JEFFERSON CITY - Senators who would be responsible for reviewing tax credit applications under a proposed bill are mixed on whether they should have the authority to do so.
"I think it's still a very tangled situation," said Sen. Joan Bray, D-St. Louis County, who sits on the Senate Appropriations Committee that would review the tax credits under the bill proposed by Sen.Jason Crowell, R-Cape Girardeau.
The more than 50 tax credits cost Missouri nearly $600 million in revenue not collected last year, a figure which has grown exponentially in recent years, Bray said.
"I think it's only proper that they come out before the committee and argue the merits of the tax credits versus giving more money to education or some other program that could be funded with the money that goes to tax credits," said Senate Appropriations Committee Chairman Sen. Rob Mayer, R-Dexter.
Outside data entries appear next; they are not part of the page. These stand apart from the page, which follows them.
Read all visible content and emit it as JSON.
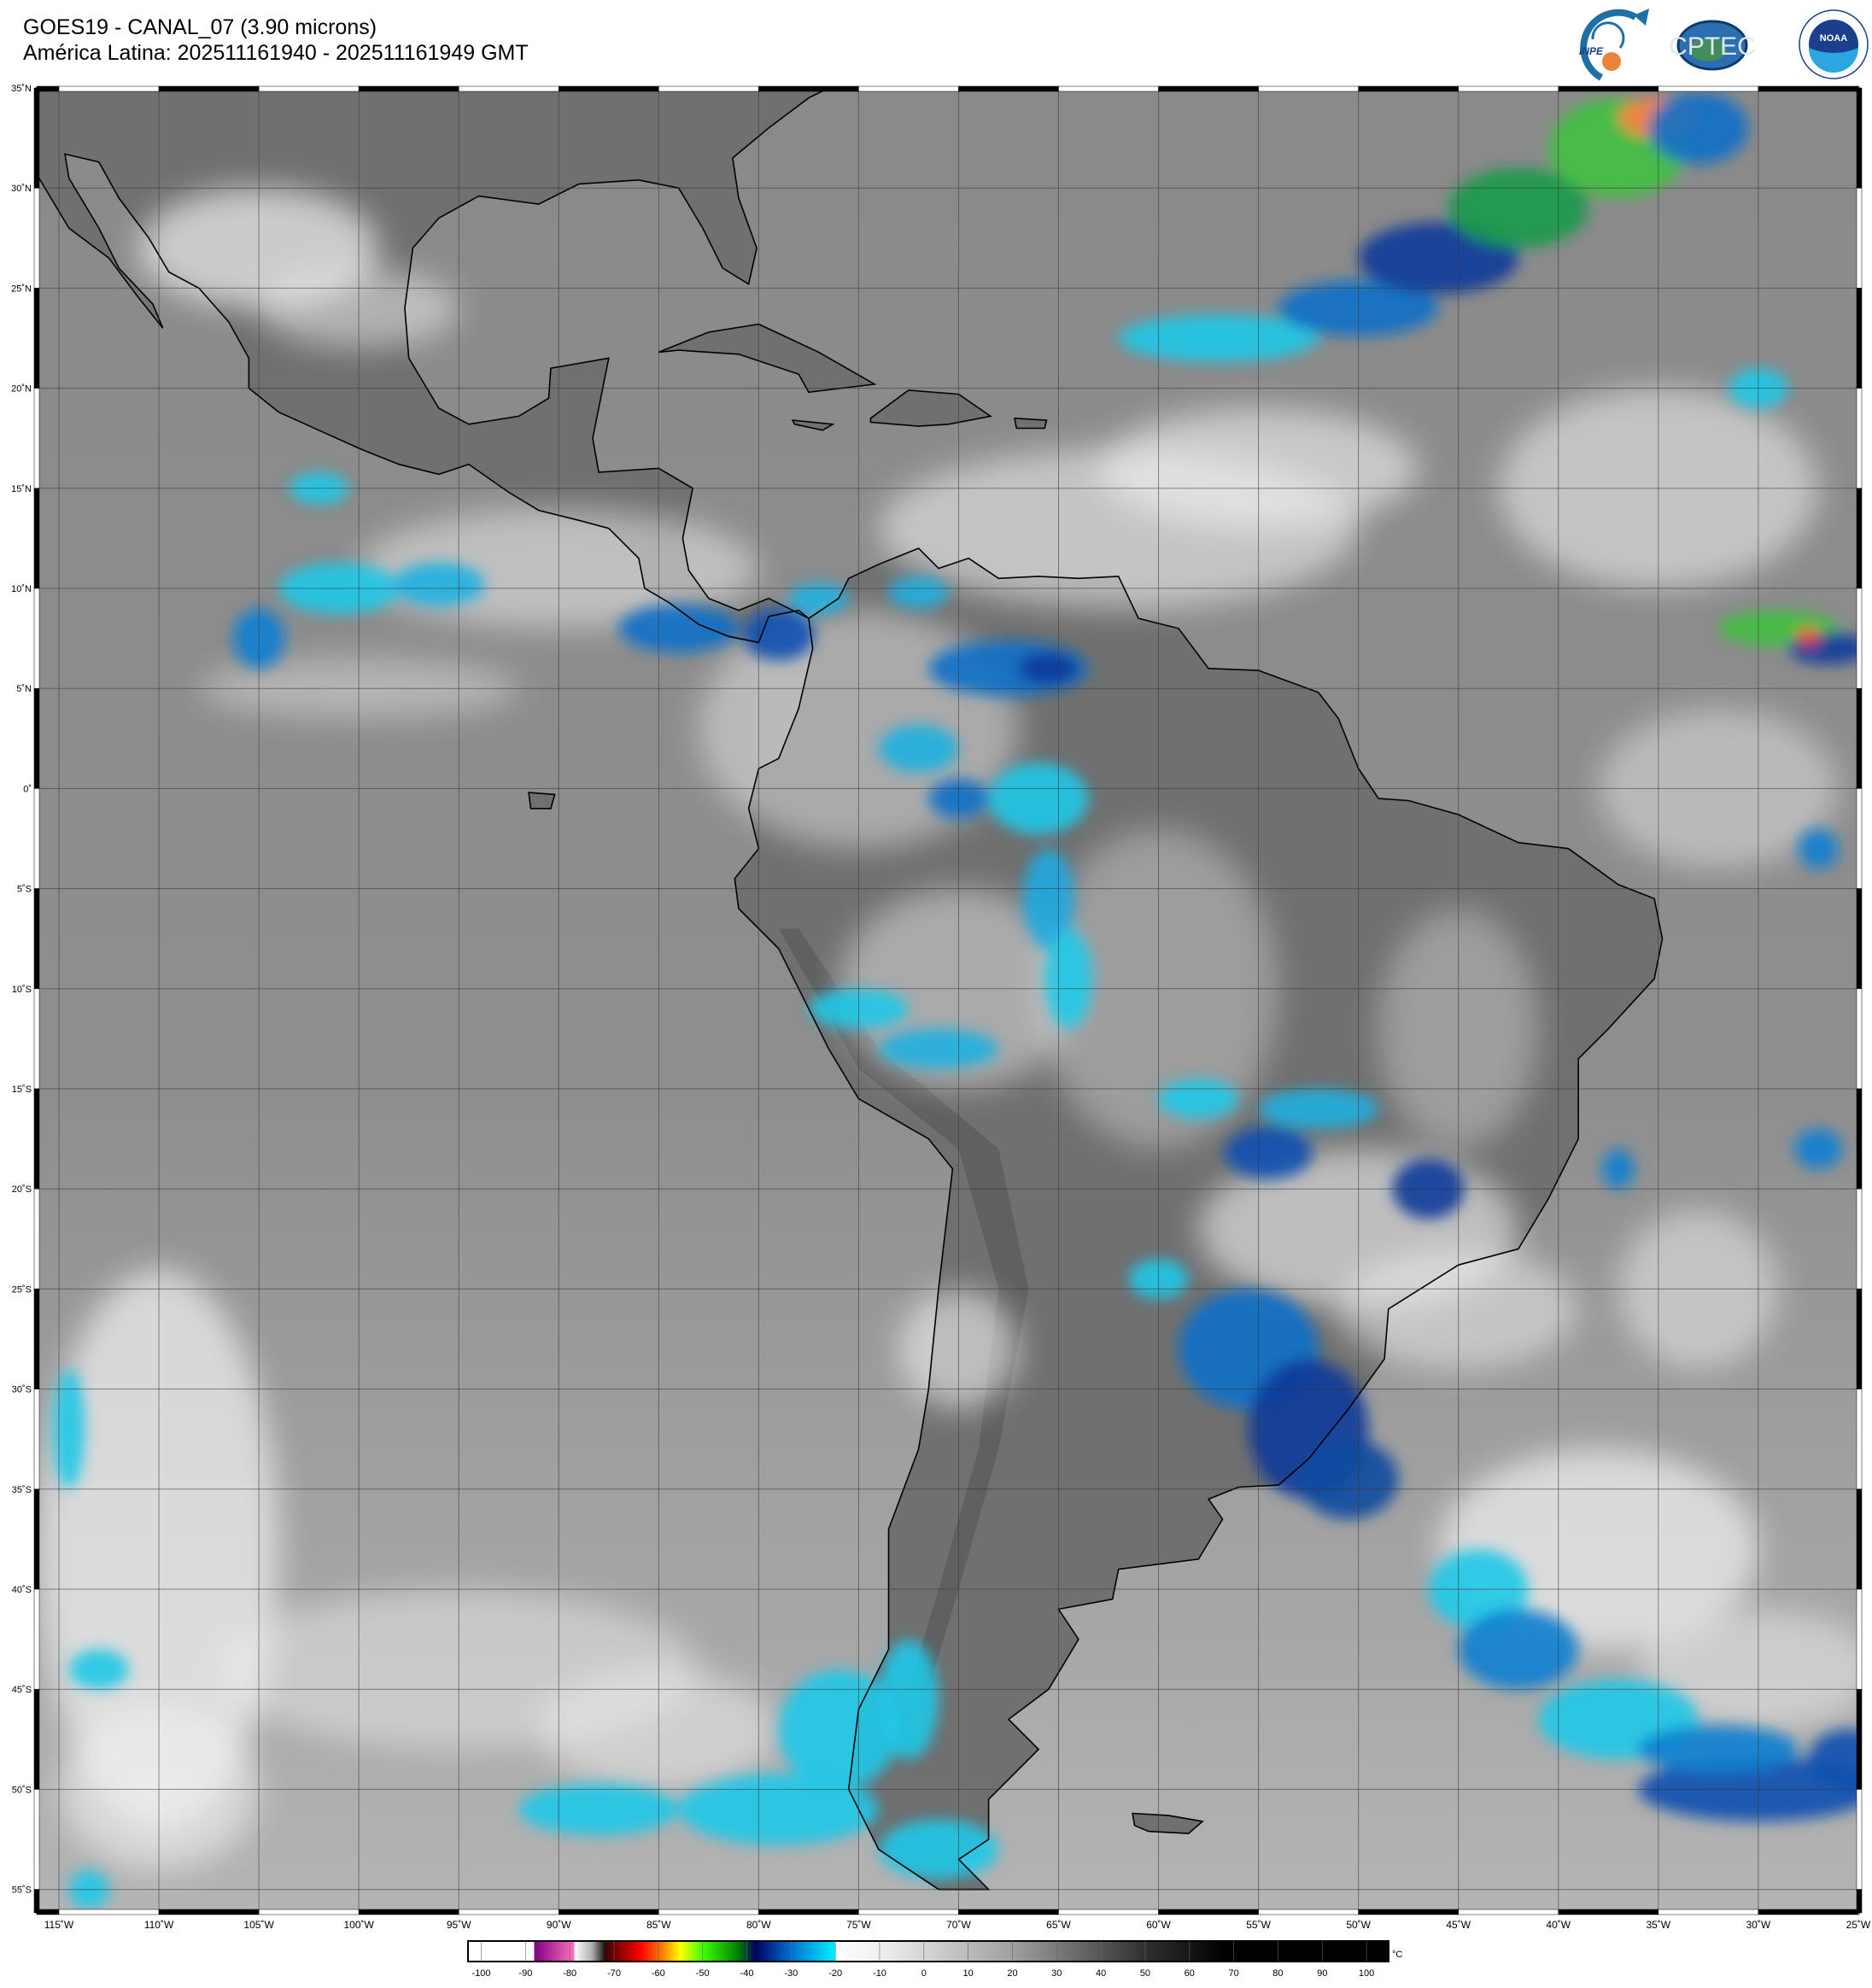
{
  "header": {
    "title": "GOES19 - CANAL_07 (3.90 microns)",
    "subtitle": "América Latina: 202511161940 - 202511161949 GMT"
  },
  "logos": {
    "inpe": "INPE",
    "cptec": "CPTEC",
    "noaa": "NOAA",
    "noaa_ring": "NATIONAL OCEANIC AND ATMOSPHERIC ADMINISTRATION · U.S. DEPARTMENT OF COMMERCE"
  },
  "map": {
    "lon_range": [
      -116.8,
      -25
    ],
    "lat_range": [
      -56.1,
      35
    ],
    "grid_step_deg": 5,
    "lat_labels": [
      "35˚N",
      "30˚N",
      "25˚N",
      "20˚N",
      "15˚N",
      "10˚N",
      "5˚N",
      "0˚",
      "5˚S",
      "10˚S",
      "15˚S",
      "20˚S",
      "25˚S",
      "30˚S",
      "35˚S",
      "40˚S",
      "45˚S",
      "50˚S",
      "55˚S"
    ],
    "lon_labels": [
      "115˚W",
      "110˚W",
      "105˚W",
      "100˚W",
      "95˚W",
      "90˚W",
      "85˚W",
      "80˚W",
      "75˚W",
      "70˚W",
      "65˚W",
      "60˚W",
      "55˚W",
      "50˚W",
      "45˚W",
      "40˚W",
      "35˚W",
      "30˚W",
      "25˚W"
    ],
    "ocean_color": "#8c8c8c",
    "land_color": "#707070",
    "coast_color": "#000000"
  },
  "colorbar": {
    "unit": "°C",
    "range": [
      -103,
      105
    ],
    "ticks": [
      "-100",
      "-90",
      "-80",
      "-70",
      "-60",
      "-50",
      "-40",
      "-30",
      "-20",
      "-10",
      "0",
      "10",
      "20",
      "30",
      "40",
      "50",
      "60",
      "70",
      "80",
      "90",
      "100"
    ],
    "stops": [
      [
        -103,
        "#ffffff"
      ],
      [
        -88,
        "#ffffff"
      ],
      [
        -88,
        "#800080"
      ],
      [
        -79,
        "#ff70c0"
      ],
      [
        -79,
        "#ffffff"
      ],
      [
        -75,
        "#b0b0b0"
      ],
      [
        -72,
        "#101010"
      ],
      [
        -72,
        "#400000"
      ],
      [
        -64,
        "#ff0000"
      ],
      [
        -59,
        "#ff8000"
      ],
      [
        -55,
        "#ffff00"
      ],
      [
        -50,
        "#40ff00"
      ],
      [
        -42,
        "#008000"
      ],
      [
        -38,
        "#000060"
      ],
      [
        -30,
        "#0070d0"
      ],
      [
        -20,
        "#00f0ff"
      ],
      [
        -20,
        "#ffffff"
      ],
      [
        -10,
        "#f0f0f0"
      ],
      [
        20,
        "#a0a0a0"
      ],
      [
        50,
        "#303030"
      ],
      [
        68,
        "#000000"
      ],
      [
        105,
        "#000000"
      ]
    ]
  }
}
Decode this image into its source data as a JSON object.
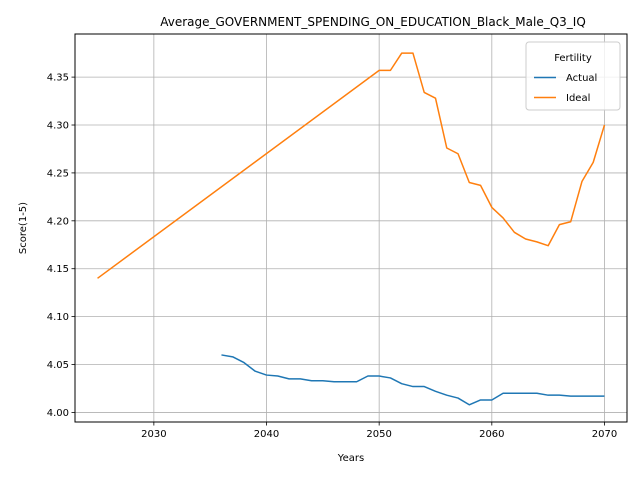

But State Economic Development Director David Kerr told the committee on Monday that subjecting tax credits to the appropriations process could scare off businesses.
"What businesses need is certainty," Kerr said. "If it's not certain, they will go to a state where they know what they're getting."
Mayer said he acknowledges concerns about certainty, but mechanisms could be put in place to make it work.
Though it would be a bit more work for the committee, he said it would be appropriate.
"To me it makes a lot of sense," he said.
Vice Chairman Sen. Kurt Schaefer, R-Columbia, who also serves on the committee that heard Crowell's bill last week, said he isn't sure.
"While we certainly need to make sure that we're getting the most efficiency out of these dollars, we also need to make sure that we don't take what little economic development we have and kill it by an ill-conceived decision on tax credits," he said.
Schaefer said imposing more caps on tax credits is another tool to use in ensuring efficiency, which would yield more certainty for businesses applying for tax credits.
Bray said she'd like more certainty about the state's obligations.
Most tax credits can be redeemed for several years after their initial date of issue, which makes budget planning difficult, she said.
But opening tax credits to review could make the process more political, she said, because many of them were pet projects of legislators and governors.
"In a body of 197 people," she said, "you're going to have 197 different ideas about what's appropriate."